Describe the tissue culture technique and what are the advantages of tissue culture over conventional method of plant breeding in crop improvement programmes.
Answer:
Tissue culture Technique: It involves
a) Preparation of Nutrient Medium: The nutrient medium is a mixture of various essential nutrients, amino acids, vitamins and carbohydrates. These are mixed in distilled water and pH is adjusted to 5.6 to 6.0. Growth regulators like auxins, and cytokinins are added to the medium. The nutrient medium is poured in glass vessels and closed tightly with cotton plugs before sterilizing them in an autoclave.

b) sterilization: The nutrient medium is rich in nutrients and therefore attracts the growth of microorganisms. The culture medium is autoclaved for 15 mins, at 120°c or 15 pounds of pressure to make aseptic.

c) Preparation of explant: Any living part of plant can be used as explant. The explants must be cleaned with liquid detergent and in running water and surface sterilised with sodium hypochlorite and rinsed with distilled water.

d) Inoculation of explants: The transfer of explants onto the sterilized nutrient medium is called inoculation.

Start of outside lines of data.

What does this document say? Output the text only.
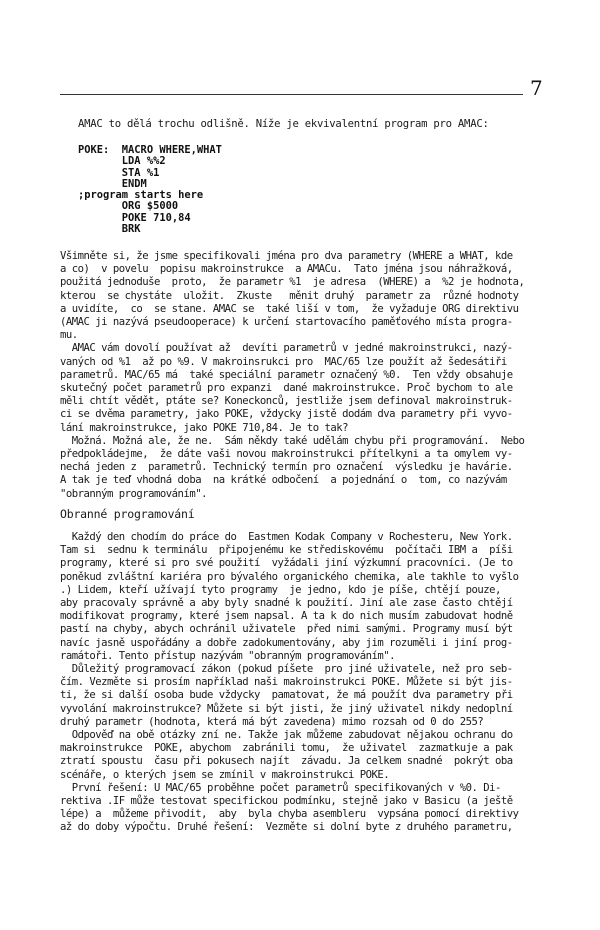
7
AMAC to dělá trochu odlišně. Níže je ekvivalentní program pro AMAC:
POKE:  MACRO WHERE,WHAT
LDA %%2
STA %1
ENDM
;program starts here
ORG $5000
POKE 710,84
BRK
Všimněte si, že jsme specifikovali jména pro dva parametry (WHERE a WHAT, kde
a co)  v povelu  popisu makroinstrukce  a AMACu.  Tato jména jsou náhražková,
použitá jednoduše  proto,  že parametr %1  je adresa  (WHERE) a  %2 je hodnota,
kterou  se chystáte  uložit.  Zkuste   měnit druhý  parametr za  různé hodnoty
a uvidíte,  co  se stane. AMAC se  také liší v tom,  že vyžaduje ORG direktivu
(AMAC ji nazývá pseudooperace) k určení startovacího paměťového místa progra-
mu.
AMAC vám dovolí používat až  devíti parametrů v jedné makroinstrukci, nazý-
vaných od %1  až po %9. V makroinsrukci pro  MAC/65 lze použít až šedesátiři
parametrů. MAC/65 má  také speciální parametr označený %0.  Ten vždy obsahuje
skutečný počet parametrů pro expanzi  dané makroinstrukce. Proč bychom to ale
měli chtít vědět, ptáte se? Koneckonců, jestliže jsem definoval makroinstruk-
ci se dvěma parametry, jako POKE, vždycky jistě dodám dva parametry při vyvo-
lání makroinstrukce, jako POKE 710,84. Je to tak?
Možná. Možná ale, že ne.  Sám někdy také udělám chybu při programování.  Nebo
předpokládejme,  že dáte vaši novou makroinstrukci přítelkyni a ta omylem vy-
nechá jeden z  parametrů. Technický termín pro označení  výsledku je havárie.
A tak je teď vhodná doba  na krátké odbočení  a pojednání o  tom, co nazývám
"obranným programováním".
Obranné programování
Každý den chodím do práce do  Eastmen Kodak Company v Rochesteru, New York.
Tam si  sednu k terminálu  připojenému ke střediskovému  počítači IBM a  píši
programy, které si pro své použití  vyžádali jiní výzkumní pracovníci. (Je to
poněkud zvláštní kariéra pro bývalého organického chemika, ale takhle to vyšlo
.) Lidem, kteří užívají tyto programy  je jedno, kdo je píše, chtějí pouze,
aby pracovaly správně a aby byly snadné k použití. Jiní ale zase často chtějí
modifikovat programy, které jsem napsal. A ta k do nich musím zabudovat hodně
pastí na chyby, abych ochránil uživatele  před nimi samými. Programy musí být
navíc jasně uspořádány a dobře zadokumentovány, aby jim rozuměli i jiní prog-
ramátoři. Tento přístup nazývám "obranným programováním".
Důležitý programovací zákon (pokud píšete  pro jiné uživatele, než pro seb-
čím. Vezměte si prosím například naši makroinstrukci POKE. Můžete si být jis-
ti, že si další osoba bude vždycky  pamatovat, že má použít dva parametry při
vyvolání makroinstrukce? Můžete si být jisti, že jiný uživatel nikdy nedoplní
druhý parametr (hodnota, která má být zavedena) mimo rozsah od 0 do 255?
Odpověď na obě otázky zní ne. Takže jak můžeme zabudovat nějakou ochranu do
makroinstrukce  POKE, abychom  zabránili tomu,  že uživatel  zazmatkuje a pak
ztratí spoustu  času při pokusech najít  závadu. Ja celkem snadné  pokrýt oba
scénáře, o kterých jsem se zmínil v makroinstrukci POKE.
První řešení: U MAC/65 proběhne počet parametrů specifikovaných v %0. Di-
rektiva .IF může testovat specifickou podmínku, stejně jako v Basicu (a ještě
lépe) a  můžeme přivodit,  aby  byla chyba asembleru  vypsána pomocí direktivy
až do doby výpočtu. Druhé řešení:  Vezměte si dolní byte z druhého parametru,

It is carried
out under sterilized conditions.

e) Incubation: The culture vessels with inoculated explants are incubated in a culture room under controlled temperature, optimum light and humidity. The cultures are incubated for 3 – 4 weeks, the cells of the explant divide and redivide, producing a mass of tissue called callus. The callus is transferred to another medium containing growth regulators to initiate the formation of roots and leafy shoot (organogenesis). Sometimes embryo-like structures develop directly from the callus which are referred as somatic embryos. These can be encapsulated with sodium alginate to form synthetic or artificial seeds.

f) Acclimatization and transfer to pots: The plants produced through tissue culture are washed gently and are planted in pots kept in glass house for 1 -2 weeks. Finally, they are transferred to field.

Advantages:

1. The production of exact copies of plants that produce particularly good flowers, fruits or have other desirable traits.
2. To quickly produce mature plants.
3. The production of multiples of plants in the absence of seeds or necessary pollinators to produce seeds.
4. The regeneration of whole plants from plant cells that have been genetically modified.
5. The production of plants from seeds that otherwise have very low chances of germinating and growing i.e., orchids and nepenthes.
6. To clean particular plants of viral and other infections and to quickly multiply these plants as cleaned stock for Horticulture and Agriculture.